When you have been dating someone for a while and the relationship seems to be going smoothly, building up nicely to something that could be permanent, you would expect at some point to meet the people that are closest to them. That is, family and friends.
And it’s OK if the person wants to take a little while before introducing you to these people, especially their parents and other family members, as this often signifies really serious intent. Sure enough, you want to be certain about someone before presenting them to your folks.
While it’s OK to take time to do this, not doing it at all is where the problem lies. And that’s the whole idea of pocketing.
What pocketing means
Pretty much this is a term that describes the situation of being kept as a secret. You’re hidden from the person’s friends, family and the public eye. You do not get on their social media space, either. Literally no one of note knows you are together.
“If you aren’t being introduced to his or her friends and family within months of spending time together, then it might be time to open your eyes because you have been pocketed,” Eugénie Legendre, PR and Communication manager of Happn, a dating app, tells Yahoo Style UK.
Why people do it
One of the reasons for why a partner would want to hide you away from everyone is obviously for fear that their secret life will be exposed. If you are being deceived by someone who has another partner or a whole family somewhere else, surely they wouldn’t be flaunting you to family, friends or even social media or anywhere else for that matter.
There is also a possibility that they are scared to introduce to family because they are scared that they won’t like you or approve of you. On the flipside, they might worry that you won’t like them or get along with them either.
Ana Jovanovic, a psychologist and life coach says a vast difference in social status could also be the reason why this happens.
"They may be ashamed of their family and friends and may feel that if their date was to meet them, they would think less of them," says Jovanovic.

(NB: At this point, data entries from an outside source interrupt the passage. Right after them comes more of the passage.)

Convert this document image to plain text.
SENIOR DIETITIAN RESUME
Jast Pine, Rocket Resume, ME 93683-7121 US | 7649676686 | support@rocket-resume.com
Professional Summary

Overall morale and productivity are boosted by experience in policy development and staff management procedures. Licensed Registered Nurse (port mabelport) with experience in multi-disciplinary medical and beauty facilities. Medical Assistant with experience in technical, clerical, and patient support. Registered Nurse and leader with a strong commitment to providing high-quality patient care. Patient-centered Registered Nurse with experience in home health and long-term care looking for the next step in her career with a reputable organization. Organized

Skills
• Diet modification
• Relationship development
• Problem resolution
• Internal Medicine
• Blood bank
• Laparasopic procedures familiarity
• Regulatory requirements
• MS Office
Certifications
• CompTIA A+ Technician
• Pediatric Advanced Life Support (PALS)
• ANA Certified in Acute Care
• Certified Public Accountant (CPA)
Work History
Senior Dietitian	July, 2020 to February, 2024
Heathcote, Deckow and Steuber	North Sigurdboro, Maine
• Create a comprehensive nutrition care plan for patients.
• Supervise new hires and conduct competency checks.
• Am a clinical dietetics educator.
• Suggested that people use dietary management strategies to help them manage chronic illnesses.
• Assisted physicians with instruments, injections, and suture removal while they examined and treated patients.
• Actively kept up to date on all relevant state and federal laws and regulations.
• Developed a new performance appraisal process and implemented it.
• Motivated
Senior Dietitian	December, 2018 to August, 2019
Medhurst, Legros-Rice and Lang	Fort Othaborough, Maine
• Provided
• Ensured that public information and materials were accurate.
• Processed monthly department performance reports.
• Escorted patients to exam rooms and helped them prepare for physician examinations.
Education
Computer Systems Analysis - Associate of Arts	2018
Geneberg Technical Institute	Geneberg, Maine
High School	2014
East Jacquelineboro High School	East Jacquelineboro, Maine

"This is especially true in cases where there is an educational gap, or big socio-economic or cultural differences.
How to know you are being pocketed
He or she never makes plans that will require you both to hang out with other people, they make excuses why you can’t meet their friends and family, you meet at secluded, discrete places and at odd times.
Also, they don’t talk much about people in their social circle, you’re nowhere to be found on their social media. If you run into someone they know, you are never properly introduced and most crazily, their friends and family have never heard about you.
If you've been dating for months and no one in his or her life knows about you, it's a bad sign. "It's not only that you haven't met any of their friends or family members, but they don't know that you exist," says Jovanovic.
What to do if you’re being pocketed
It is one of the awkward relationship conversations to have, but you would have to do it; for your sanity’s sake especially.
Strike up a honest conversation about where the person you're dating thinks this is headed and ask follow up questions about what the person's intentions are.
If it turns out that you are on the same page as them in the relationship, then you have to demand to meet their friends, for starters. It would cure your curiosity and assuage your doubts about being pocketed. And if your partner really cares about you and wants to keep the relationship, this should not be a difficult request to meet.
If, after this conversation, you still have reasonable cause[s] to believe you are still being hidden, then maybe you really are.
Don't hesitate to leave a relationship where you're not being valued.